Posted On January 8, 2015 by
Supply chain management is all about the flow of materials. Cross-docking is a practice that takes place at a distribution center. This is the process of unloading materials from an incoming method of transportation and loading them directly into an outbound one requiring little or no storage in between. This is usually done to sort material intended for different destinations or to combine material from different origins that are going to a similar destination. This eliminates the need to stock at the warehouse saving resources at the warehouse like labor, space, equipment and technology resources by simplifying the process.
Warehouse operations become more efficient through the cross-docking process since the material does not have to be stored at the warehouse and moves directly from the receiving docks to the shipping docks or staging areas. Inventory management becomes more efficient as the inventory moves directly from the receiving to the shipping docks eliminating the need to store the materials thus reducing the total system inventory in the supply chain process.
Variations of cross-docking methods can be leveraged to yield different advantages. In planned cross-docking specific product is chosen with like characteristics such as those with consistent demand that maintain a stabilized flow based on sales history, averages and speed of movement. If the demand is higher, a direct to store distribution strategy may be more appropriate. If the demand is lower or fluctuates often, stocking at distribution centers may be required to better meet service levels. This process is conducive to items that require staging, pallet-breaking and re-packing which some products may not have the physical characteristics to meet.

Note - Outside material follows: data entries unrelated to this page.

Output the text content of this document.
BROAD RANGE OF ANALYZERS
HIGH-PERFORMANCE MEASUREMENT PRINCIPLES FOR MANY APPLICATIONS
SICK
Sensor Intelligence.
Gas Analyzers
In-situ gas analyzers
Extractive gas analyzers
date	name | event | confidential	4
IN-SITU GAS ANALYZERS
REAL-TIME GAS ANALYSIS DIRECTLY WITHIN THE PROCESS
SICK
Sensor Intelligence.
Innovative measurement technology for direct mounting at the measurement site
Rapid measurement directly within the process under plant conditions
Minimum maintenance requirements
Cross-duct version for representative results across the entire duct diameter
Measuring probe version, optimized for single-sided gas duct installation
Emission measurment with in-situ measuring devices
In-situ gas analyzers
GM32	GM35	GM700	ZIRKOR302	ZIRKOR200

An ad hoc process like opportunistic cross-docking takes uses real time information exchanges across various distribution and fulfillment systems. This process identifies when an inbound shipment or a partial shipment can be used to fulfill an outstanding order by directly routing the inbound merchandise to the staging or shipping docks for an outbound order. It typically does not require any break pallet or other similar intermediate tasks. It is simpler to implement than planned cross-docking by only requiring that the warehouse has real time visibility in all requirements, ongoing shipping, receiving activities and yard inventory and are able to react to this information dynamically. The possible disadvantage is that this type of cross-docking may not provide a significant reduction of inventory but it is applicable across most products.
Planned Cross-Docking Strategies
A planned cross docking strategy needs a large number of dock doors and large areas allocated for staging, a flexible yard management process and visibility into the inventory along with enough staff to manage the trailer between these two areas. Safety stocks at the stores may need to be adjusted and the frequency of order sizes that may result in more frequent shipments to stores. Working closely with suppliers to ensure a smooth transition is important. An automated warehousing system will increase efficiencies and reduce errors. Inventory planning systems that can compute optimal inventory levels can help guarantee service levels. Original allocations should be able to be reviewed again at the time of receiving the merchandise so retailers can react to any last minute demand changes. Systems should be able to re-allocate merchandise on demand. Make sure the system can track shipments as they move and allow changes by users if required.
If a planned strategy, also referred to as a flow through strategy makes the most sense for your company, make sure that everyone in your distribution network is clear on what needs to happen to implement this strategy or to changeover from a current system. This will ensure the process flows smoothly and that customer service is not affected during the process.